The current energy crisis is negatively impacting farmers, who struggle to keep things afloat. This happens because farming revolves around fuel. You need it to get supplies, work the land, transport the animals, and feed them (among others).
Plus, farmers are paying more because their large vehicles and equipment often require diesel fuel, which is more expensive than unleaded. But it’s not just about farmers – the high-priced fuel is also felt by the regular consumer, whose weekly grocery shopping gets more expensive.
In reality, the soaring fuel prices continue to be problematic, and the negative effects may be felt for years.
Factors That Led to the Current Situation
According to the U.S. Energy Information Administration, the main factor driving prices up is the crude oil market. That’s because crude oil is the largest factor of influence in both regular gasoline (54% based on crude oil) and in diesel (45% based on crude oil).
So, the reason why prices soared is provided by the lowering of the U.S. supply of weekly crude oil stocks, which is at its lowest point since 2004. This disruption in the market is the result of several factors, starting with the COVID-19 lockdowns during which consumption dropped. Moving forward, the same pandemic caused disruptions in the supply chain, which led to further price increases.
Plus, in 2022, we have the tense situation caused by Russia’s invasion of Ukraine, which deepened the energy crisis and left the western world desperately looking for alternatives.
All these and more led to a situation where the price of crude oil reached an all-time high, which created a domino effect for all the interconnected industries.
The Impact on Farmers
We already covered the fact that the cost at the pump is affecting farmers in a negative way. However, we should also consider the other industries that are affected by this crisis, like food for animals, livestock supplies, and equipment.

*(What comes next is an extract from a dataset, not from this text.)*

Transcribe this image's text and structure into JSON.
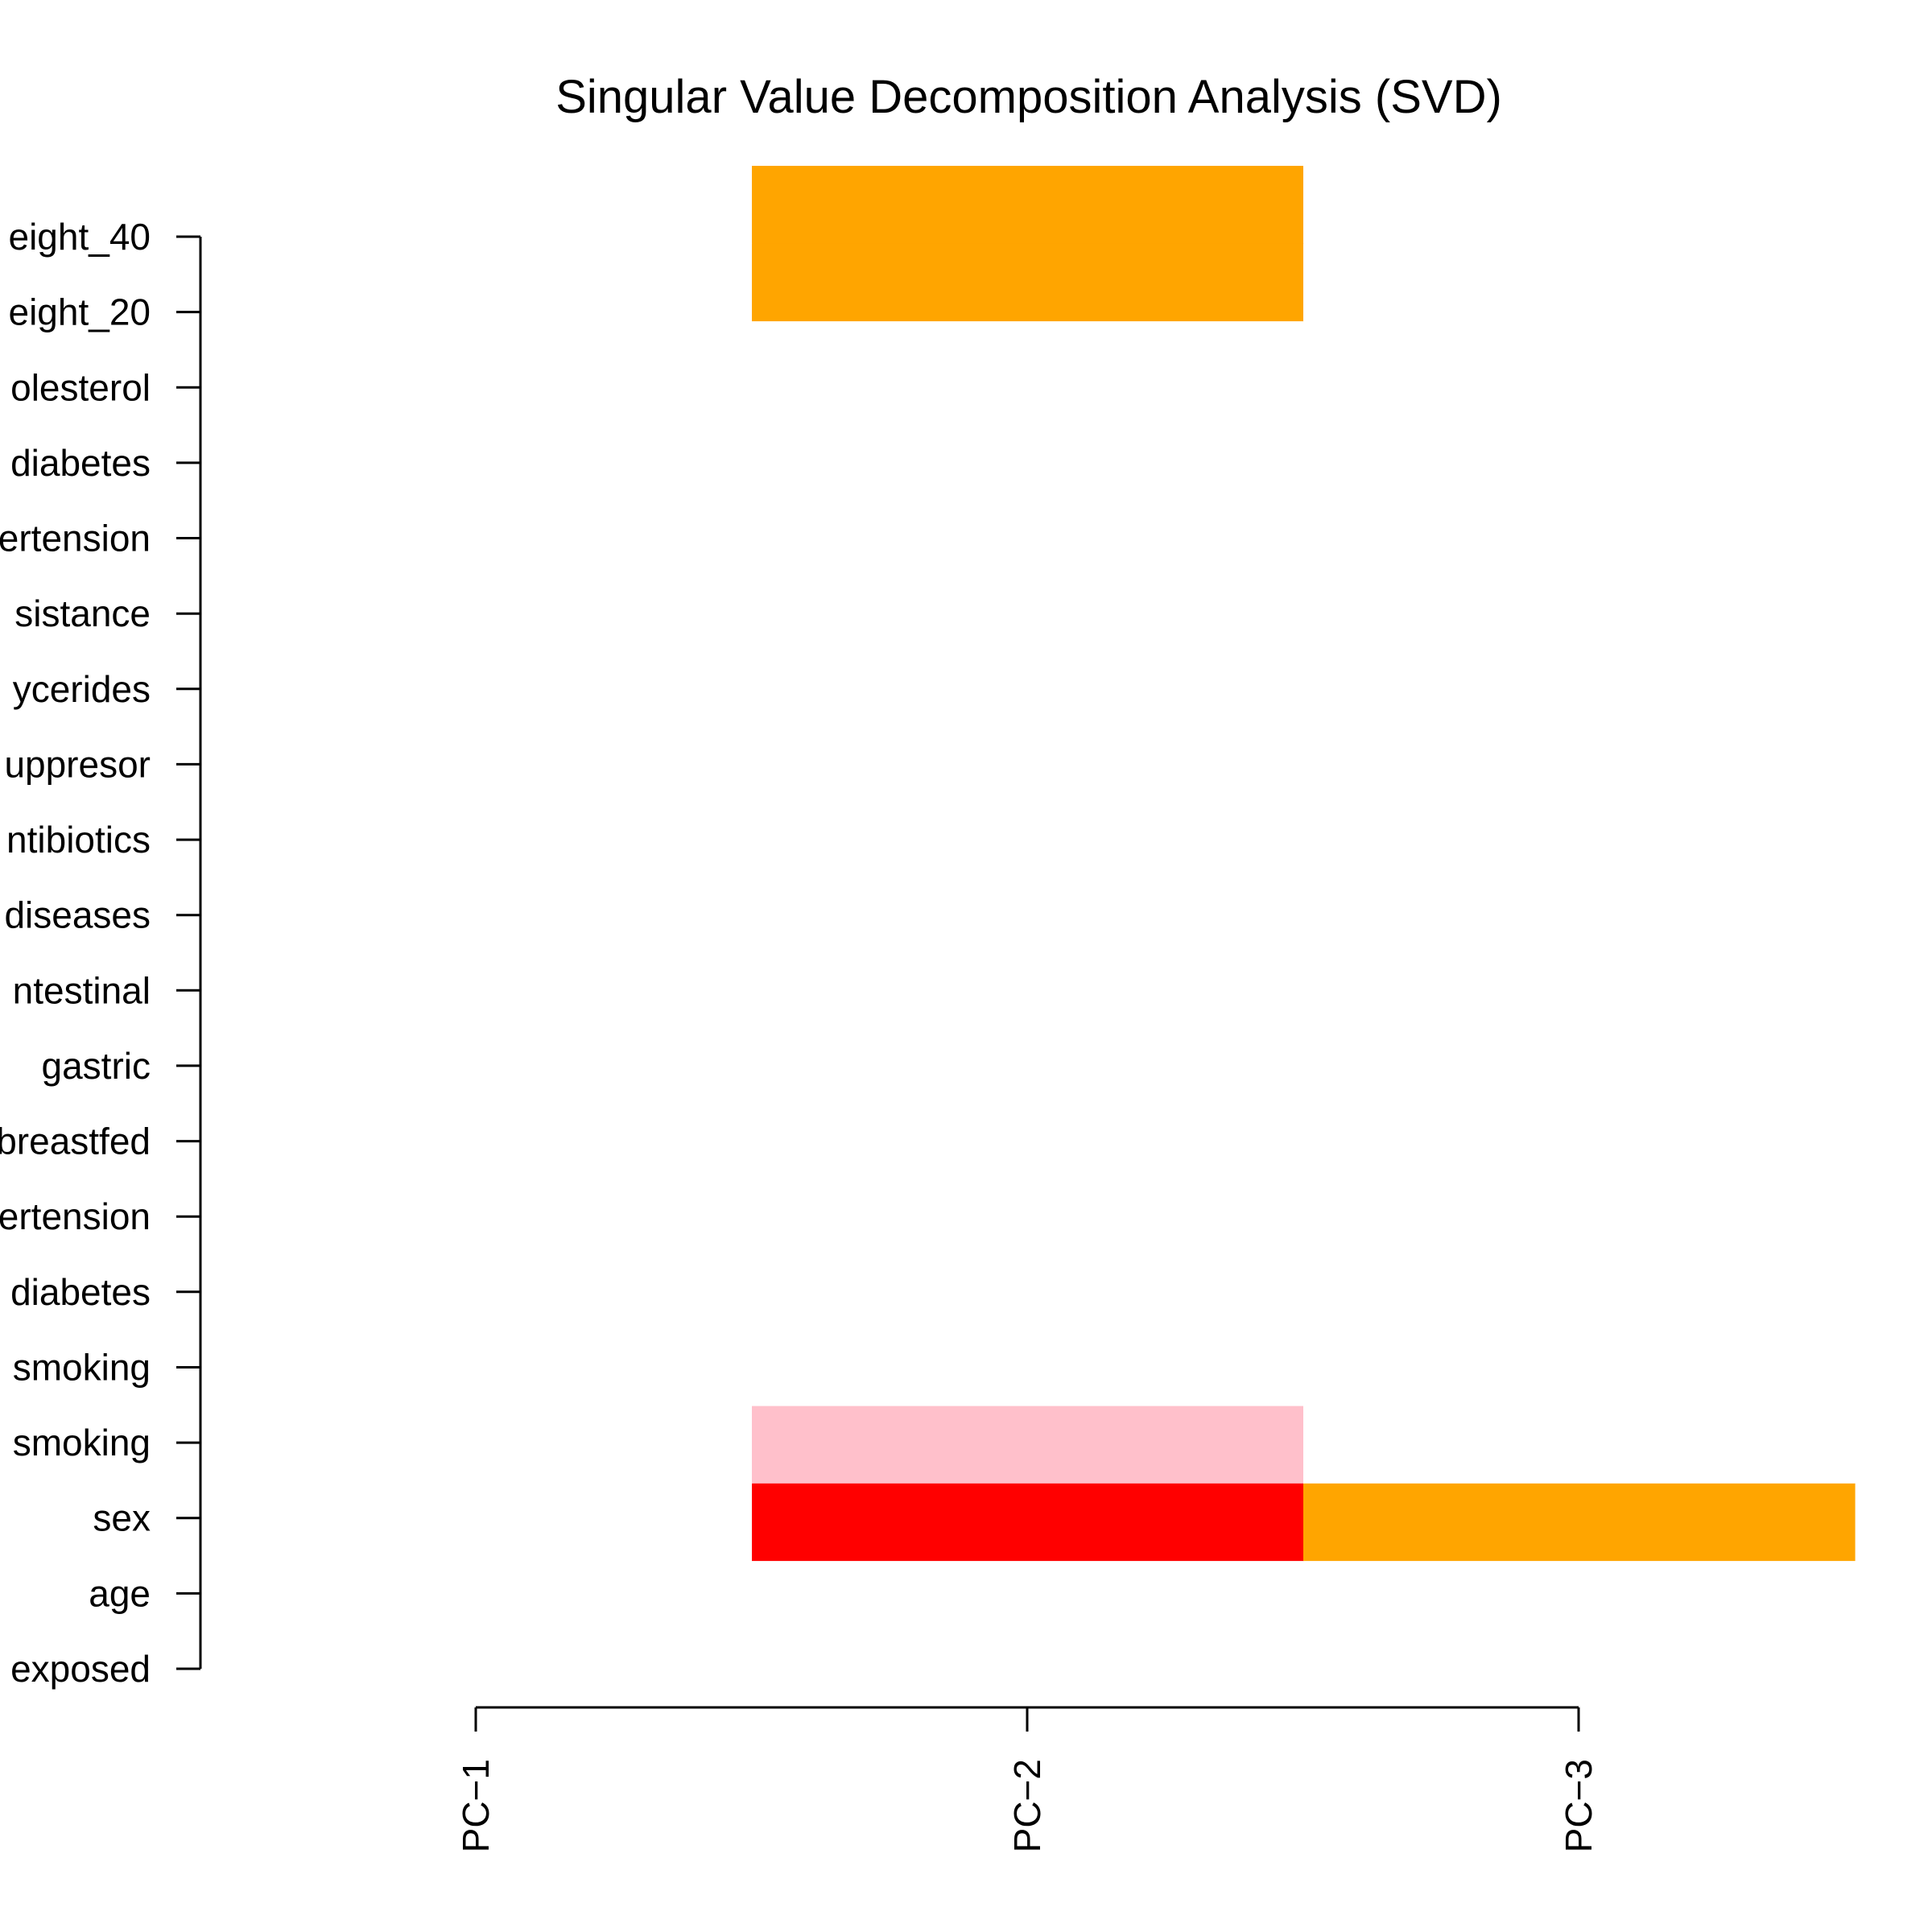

But it’s not just about the increased cost of transportation and doing farm work. Many fertilizers farmers use to provide their crops with the best chances of success are petroleum-based. This means that the costs of production will increase in this industry as well.

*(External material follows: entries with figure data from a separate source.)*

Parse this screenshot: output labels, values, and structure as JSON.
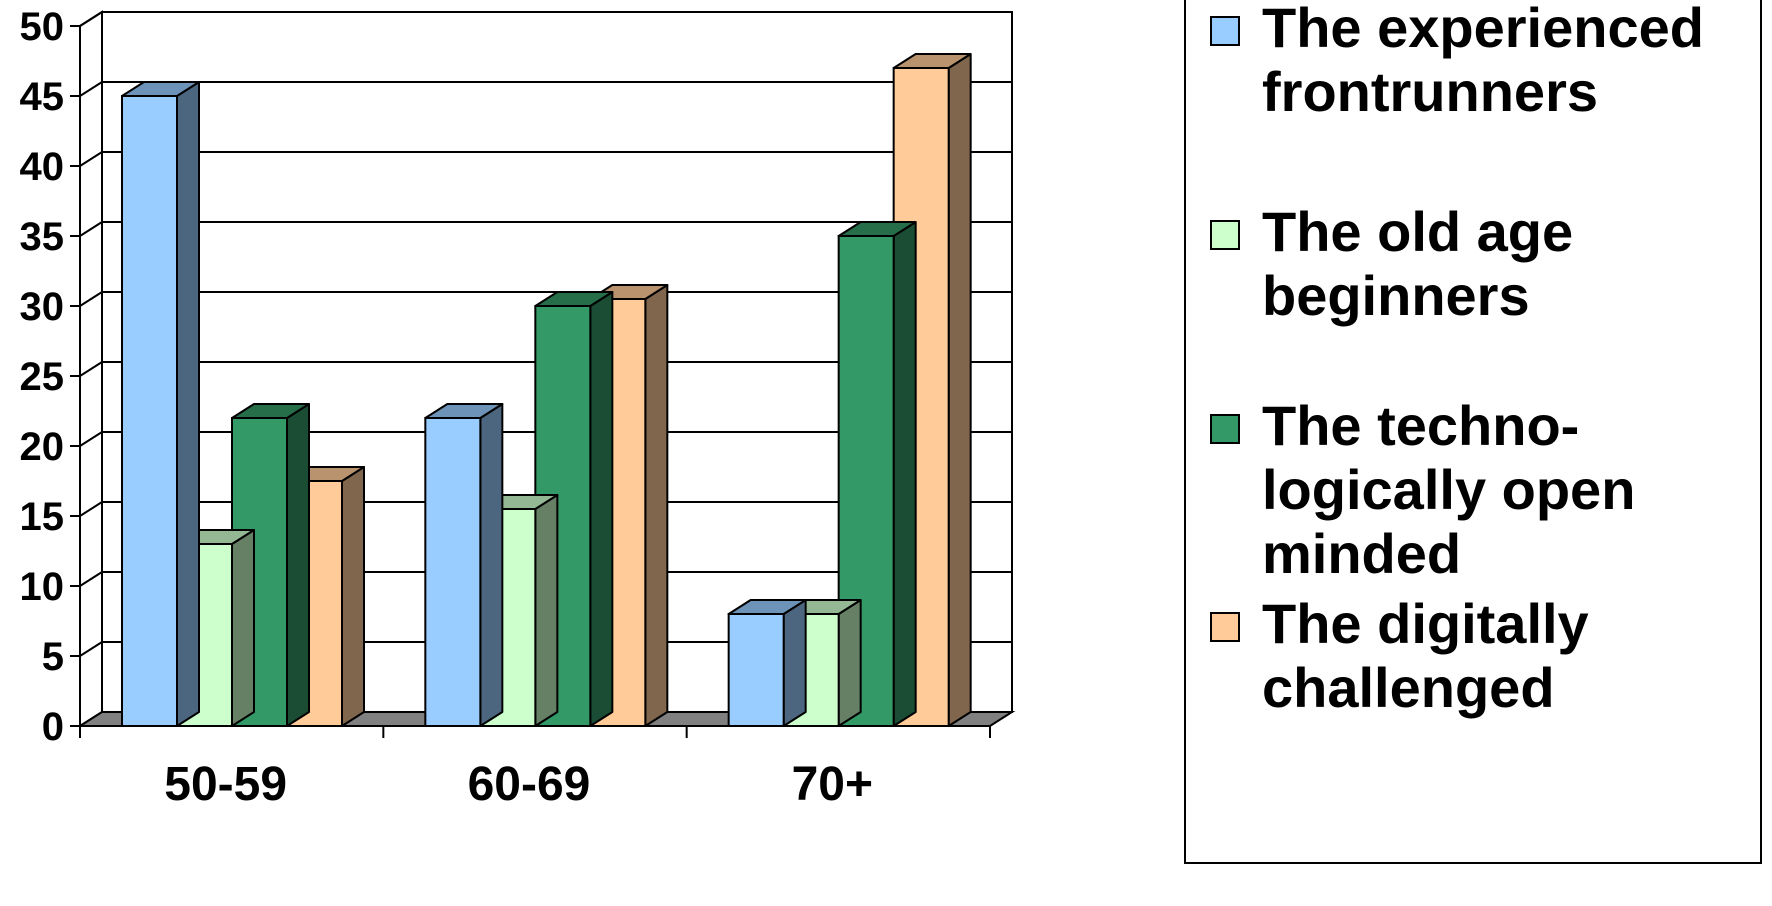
{
  "chart_data": {
    "type": "bar",
    "style": "3d-clustered",
    "categories": [
      "50-59",
      "60-69",
      "70+"
    ],
    "ylim": [
      0,
      50
    ],
    "yticks": [
      0,
      5,
      10,
      15,
      20,
      25,
      30,
      35,
      40,
      45,
      50
    ],
    "grid": true,
    "legend_position": "right",
    "series": [
      {
        "name": "The experienced frontrunners",
        "display_name": "The experienced\nfrontrunners",
        "values": [
          45,
          22,
          8
        ],
        "color": "#99CCFF"
      },
      {
        "name": "The old age beginners",
        "display_name": "The old age\nbeginners",
        "values": [
          13,
          15.5,
          8
        ],
        "color": "#CCFFCC"
      },
      {
        "name": "The techno-logically open minded",
        "display_name": "The techno-\nlogically open\nminded",
        "values": [
          22,
          30,
          35
        ],
        "color": "#339966"
      },
      {
        "name": "The digitally challenged",
        "display_name": "The digitally\nchallenged",
        "values": [
          17.5,
          30.5,
          47
        ],
        "color": "#FFCC99"
      }
    ]
  }
}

Plus, with Ukraine and Russia out of the market (they used to produce around 28% of global fertilizers made from nitrogen and phosphorus), there is a shortage of fertilizer.

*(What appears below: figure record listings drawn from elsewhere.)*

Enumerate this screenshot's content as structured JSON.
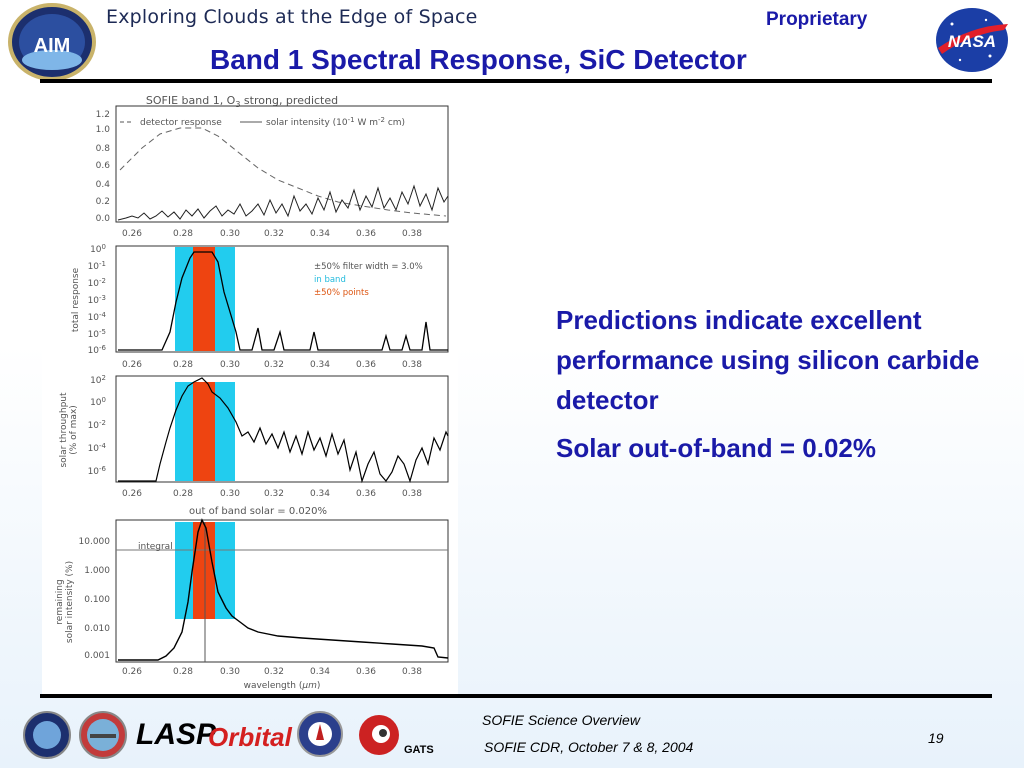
{
  "header": {
    "tagline": "Exploring Clouds at the Edge of Space",
    "proprietary": "Proprietary",
    "title": "Band 1 Spectral Response, SiC Detector",
    "aim_logo_text": "AIM",
    "nasa_logo_text": "NASA"
  },
  "figure": {
    "top_title": "SOFIE band   1, O",
    "top_title_sub": "3",
    "top_title_rest": " strong, predicted",
    "legend_detector": "detector response",
    "legend_solar": "solar intensity (10",
    "legend_solar_sup": "-1",
    "legend_solar_mid": " W m",
    "legend_solar_sup2": "-2",
    "legend_solar_end": " cm)",
    "x_ticks": [
      "0.26",
      "0.28",
      "0.30",
      "0.32",
      "0.34",
      "0.36",
      "0.38"
    ],
    "panel1_yticks": [
      "1.2",
      "1.0",
      "0.8",
      "0.6",
      "0.4",
      "0.2",
      "0.0"
    ],
    "panel2_ylabel": "total response",
    "panel2_yticks_mantissa": [
      "10",
      "10",
      "10",
      "10",
      "10",
      "10",
      "10"
    ],
    "panel2_yticks_exp": [
      "0",
      "-1",
      "-2",
      "-3",
      "-4",
      "-5",
      "-6"
    ],
    "panel2_legend": [
      "±50% filter width = 3.0%",
      "in band",
      "±50% points"
    ],
    "panel3_ylabel_1": "solar throughput",
    "panel3_ylabel_2": "(% of max)",
    "panel3_yticks_exp": [
      "2",
      "0",
      "-2",
      "-4",
      "-6"
    ],
    "panel4_title": "out of band solar = 0.020%",
    "panel4_ylabel_1": "remaining",
    "panel4_ylabel_2": "solar intensity (%)",
    "panel4_yticks": [
      "10.000",
      "1.000",
      "0.100",
      "0.010",
      "0.001"
    ],
    "panel4_integral": "integral",
    "xlabel": "wavelength (",
    "xlabel_mu": "μm",
    "xlabel_end": ")",
    "colors": {
      "in_band": "#22ccee",
      "points_50": "#ee4411",
      "text_in_band": "#22bbdd",
      "text_points": "#dd5511"
    }
  },
  "bullets": [
    "Predictions indicate excellent performance using silicon carbide detector",
    "Solar out-of-band = 0.02%"
  ],
  "footer": {
    "line1": "SOFIE Science Overview",
    "line2": "SOFIE CDR, October 7 & 8, 2004",
    "page": "19",
    "logo_lasp": "LASP",
    "logo_orbital": "Orbital",
    "logo_gats": "GATS"
  }
}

Of course, there are other producers available worldwide, but we’re also facing disruptions in the supply chain. Plus, it’s difficult to suddenly up your production, especially when prices for ingredients and other supplies are also on the rise.
Are Renewable Fuel Sources the Answer?
With the accentuated climate change we see everywhere in the world, more and more voices are requesting governments to find a way to reduce fossil fuel consumption and switch to renewable energy sources.
And while there are some promising results, for now, the farming industry is still dependent on fossil fuels. In fact, American farmers pressure their current administration to reopen domestic lines of production that were closed due to environmental concerns.
Plus, the rising costs of electric energy are a bit unsettling. True, owners of EVs are not that much affected by it, but homeowners will feel it during the winter on their heating bill.
Time for Real Action
The answer is somewhere in the middle, but for now, the situation is rather grim. The upcoming cold season and spring will be difficult for everyone, so we have to think ahead.
Plus, governments everywhere need to find solutions for the current crises and create sustainable plans that will help us protect the environment and our livelihoods.